In Smith v. Mallory, 24 Ala. R. 628, and in Bridge v. McCullough’s Adm’r, 27 Ala. R. 661, this court deliberately approved the rule, that the joint creditors shall be first paid out of the joint estate, and the separate creditors shall be first paid out of the separate estate of each partner ; and if there be a surplus of the joint estate, besides what will *174pay the joint creditors, the same shall be applied to pay the separate creditors ; and if there be, on the other hand, a surplus of the separate estate, beyond what will satisfy the separate creditors, it shall go to supply any deficiency that may remain as to the joint creditors.

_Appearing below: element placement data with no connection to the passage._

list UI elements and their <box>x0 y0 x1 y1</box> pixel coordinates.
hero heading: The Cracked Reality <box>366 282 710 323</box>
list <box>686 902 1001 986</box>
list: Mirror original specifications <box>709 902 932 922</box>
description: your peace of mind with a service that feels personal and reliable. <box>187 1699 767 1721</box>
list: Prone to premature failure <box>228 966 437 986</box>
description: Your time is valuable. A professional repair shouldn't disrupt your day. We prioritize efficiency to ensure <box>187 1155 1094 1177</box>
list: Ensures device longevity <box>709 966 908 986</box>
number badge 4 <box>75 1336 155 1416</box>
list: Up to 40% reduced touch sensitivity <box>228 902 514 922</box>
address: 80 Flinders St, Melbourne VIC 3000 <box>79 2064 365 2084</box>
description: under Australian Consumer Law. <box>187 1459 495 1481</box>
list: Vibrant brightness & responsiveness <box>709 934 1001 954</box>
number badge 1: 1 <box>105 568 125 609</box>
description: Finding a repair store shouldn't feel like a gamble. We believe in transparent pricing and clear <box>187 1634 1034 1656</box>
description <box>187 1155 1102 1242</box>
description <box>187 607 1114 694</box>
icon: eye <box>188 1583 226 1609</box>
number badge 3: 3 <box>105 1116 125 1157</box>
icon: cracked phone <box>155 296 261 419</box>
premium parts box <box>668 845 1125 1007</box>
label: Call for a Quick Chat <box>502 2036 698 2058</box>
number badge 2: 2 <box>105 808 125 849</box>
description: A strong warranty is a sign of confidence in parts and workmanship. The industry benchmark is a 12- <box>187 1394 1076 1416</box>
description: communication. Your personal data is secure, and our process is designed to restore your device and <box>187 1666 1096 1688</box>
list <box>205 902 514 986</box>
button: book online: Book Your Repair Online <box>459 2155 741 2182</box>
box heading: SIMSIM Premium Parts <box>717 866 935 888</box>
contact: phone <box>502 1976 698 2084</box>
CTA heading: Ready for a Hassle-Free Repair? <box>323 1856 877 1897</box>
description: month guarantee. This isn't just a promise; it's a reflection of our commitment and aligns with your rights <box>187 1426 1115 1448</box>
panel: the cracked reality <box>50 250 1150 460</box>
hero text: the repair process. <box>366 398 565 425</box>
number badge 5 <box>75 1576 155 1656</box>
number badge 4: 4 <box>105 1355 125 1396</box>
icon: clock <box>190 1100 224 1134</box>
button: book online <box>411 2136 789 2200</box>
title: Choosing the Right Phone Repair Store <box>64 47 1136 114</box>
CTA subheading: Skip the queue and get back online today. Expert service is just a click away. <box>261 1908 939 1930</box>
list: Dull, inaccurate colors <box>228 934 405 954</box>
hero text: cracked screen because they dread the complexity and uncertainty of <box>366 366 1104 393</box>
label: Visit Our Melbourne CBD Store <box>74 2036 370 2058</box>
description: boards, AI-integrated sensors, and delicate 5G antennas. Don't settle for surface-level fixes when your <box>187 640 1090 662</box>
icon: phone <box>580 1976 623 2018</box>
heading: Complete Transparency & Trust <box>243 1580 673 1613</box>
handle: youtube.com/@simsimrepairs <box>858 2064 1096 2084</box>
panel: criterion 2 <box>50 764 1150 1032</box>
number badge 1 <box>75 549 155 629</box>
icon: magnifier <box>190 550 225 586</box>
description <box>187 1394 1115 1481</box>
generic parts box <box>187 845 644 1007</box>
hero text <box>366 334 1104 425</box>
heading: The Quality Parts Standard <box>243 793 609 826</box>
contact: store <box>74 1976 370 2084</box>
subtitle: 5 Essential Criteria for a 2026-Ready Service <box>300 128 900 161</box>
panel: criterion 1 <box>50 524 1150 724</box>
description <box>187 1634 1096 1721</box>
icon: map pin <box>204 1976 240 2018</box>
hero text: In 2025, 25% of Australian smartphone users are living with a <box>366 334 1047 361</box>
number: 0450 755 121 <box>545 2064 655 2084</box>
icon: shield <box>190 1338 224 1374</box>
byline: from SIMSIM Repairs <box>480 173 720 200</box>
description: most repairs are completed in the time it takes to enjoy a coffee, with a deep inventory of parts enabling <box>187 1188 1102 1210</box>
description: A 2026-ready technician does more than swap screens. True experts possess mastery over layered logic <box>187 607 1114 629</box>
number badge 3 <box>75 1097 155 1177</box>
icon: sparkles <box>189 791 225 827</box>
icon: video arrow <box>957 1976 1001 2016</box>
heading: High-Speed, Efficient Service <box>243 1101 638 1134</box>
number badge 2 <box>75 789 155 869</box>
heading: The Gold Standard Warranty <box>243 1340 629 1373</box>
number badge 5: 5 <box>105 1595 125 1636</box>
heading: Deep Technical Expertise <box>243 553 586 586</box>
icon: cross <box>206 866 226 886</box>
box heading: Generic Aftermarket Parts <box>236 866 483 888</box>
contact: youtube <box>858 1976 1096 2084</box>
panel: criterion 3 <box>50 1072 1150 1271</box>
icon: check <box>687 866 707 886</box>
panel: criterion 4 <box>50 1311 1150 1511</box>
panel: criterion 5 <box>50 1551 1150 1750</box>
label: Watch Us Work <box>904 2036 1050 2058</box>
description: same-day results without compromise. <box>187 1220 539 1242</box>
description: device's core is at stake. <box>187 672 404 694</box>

That general rule was held to embrace and govern both of the cases above cited, although it was admitted that there were exceptions to the rule.

In the present case, the proof shows that there was a joint fund — that the surviving partner “ had sued upon several claims due the said L. W. Chapman & Co., and collected the money upon them by due process of law.” That proof being made, it-is very clear, that the insolvency of the- surviving partner, the suits against him, and the return of no property. on the executions issued against him, do not, by virtue of our Code or any other law, exempt the case of the joint creditors (the appellants) from the operation of the general rule. Their case, as presented in this record, does not fall within any class of exceptions to that rule. — Collyer on Partn. §§ 923, 926 ; McCulloh v. Dashiel’s Adm’r, 1 Harris & Gill’s Rep. 96.

There is no error in the decree of the court below, and it is affirmed.